Stopped at neighborhood red light yesterday, I watched what seemed to be a Western Tanager frantically diving over traffic, then disappearing into the same section of branches atop a cottonwood. Nest? Have to say, I relate right now to that bird’s pace: frantically diving.
Our daughter “graddipated.” That’s the term our family friend Charlotte used when I did that same thing 37 years ago. Folks who have fun with words around you – hooray – they are a blessing. Well, I kept wanting to use that word “graddipated” and now I finally did, over here in my carved-out hole. It has been a “frantically diving” time.

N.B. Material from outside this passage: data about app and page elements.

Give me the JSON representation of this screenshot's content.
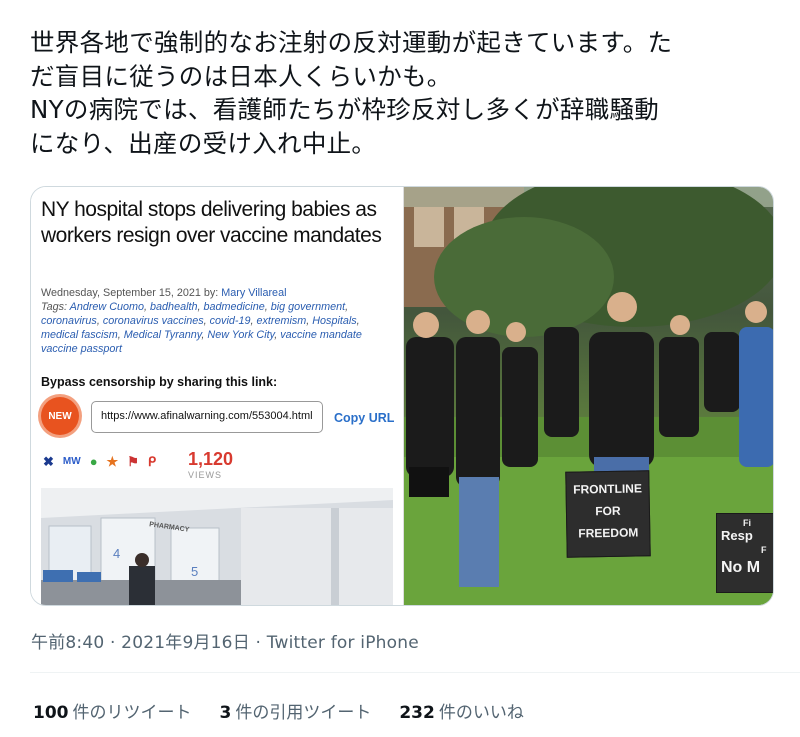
{
  "tweet": {
    "lines": [
      "世界各地で強制的なお注射の反対運動が起きています。た",
      "だ盲目に従うのは日本人くらいかも。",
      "NYの病院では、看護師たちが枠珍反対し多くが辞職騒動",
      "になり、出産の受け入れ中止。"
    ]
  },
  "article": {
    "headline": "NY hospital stops delivering babies as workers resign over vaccine mandates",
    "date": "Wednesday, September 15, 2021 by:",
    "author": "Mary Villareal",
    "tags_label": "Tags:",
    "tags": [
      "Andrew Cuomo",
      "badhealth",
      "badmedicine",
      "big government",
      "coronavirus",
      "coronavirus vaccines",
      "covid-19",
      "extremism",
      "Hospitals",
      "medical fascism",
      "Medical Tyranny",
      "New York City",
      "vaccine mandate",
      "vaccine passport"
    ],
    "bypass_label": "Bypass censorship by sharing this link:",
    "new_badge": "NEW",
    "url": "https://www.afinalwarning.com/553004.html",
    "copy_url": "Copy URL",
    "views_count": "1,120",
    "views_label": "VIEWS",
    "pharmacy_sign": "PHARMACY",
    "counter_numbers": [
      "4",
      "5"
    ]
  },
  "photo": {
    "sign1_lines": [
      "FRONTLINE",
      "FOR",
      "FREEDOM"
    ],
    "sign2_lines": [
      "Fi",
      "Resp",
      "F",
      "No M"
    ]
  },
  "meta": {
    "timestamp": "午前8:40 · 2021年9月16日 · Twitter for iPhone"
  },
  "stats": {
    "retweets_count": "100",
    "retweets_label": "件のリツイート",
    "quotes_count": "3",
    "quotes_label": "件の引用ツイート",
    "likes_count": "232",
    "likes_label": "件のいいね"
  }
}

Along with an amazing event schedule at the Museum with all the astronomical events – the Annular Eclipse and the Transit of Venus where I have worked to share neat info tidbits with the public – we have had the graduation ceremony and held a once-in-a-lifetime party at our funky old abode. Add in my freelance enviro art job last Friday nite in Santa Fe, and my 4 recent tile sales, it has resembled that Papa Bird diving for moths over traffic in the windy hot reality that is the middle Rio Grande valley. Then, this week was the 3 day orientation for daughter, (one day for mom) the too-good-to-ignore efficiency apartment that became available on Craigs List, signing lease and connecting utilities, and getting all necessary documents turned in to financial aid. And the Transit of Venus event from 2 to 8 pm Tuesday. Good ole plate-spinner life.
As we performed our “Around the Sun” puppet show again and again, the line was repeated, “Not to be seen for another 105 years … .” That sister planet (with her volcanoes, ridges, depressions, similar size) making itself present to us with its shadow cast, with a 6 hour trek, with a historical happening in the string of them over the centuries, Venus got known again to many. The cloud blanket that never recedes, the Magellan Spaceship that ‘photographed’ with radar the entire planet over 6 years in the early 90’s, no moon, a clockwise rotation and not hardly an axis tilt, the sister planet is very different. 900 degrees means the Russian Spaceship that landed on the surface needed to be built of steel.The fleeting Venus reality in front of our faces for the last time in our lifetimes so poignantly placed.
“When it rains, it pours.” Will life ever slow down? This particular “transit” time – the summer our daughter goes from our nest to her own life, albeit across town, feels slippery. Try to put on the brakes with each moment, try not to lose patience, try to savor her presence.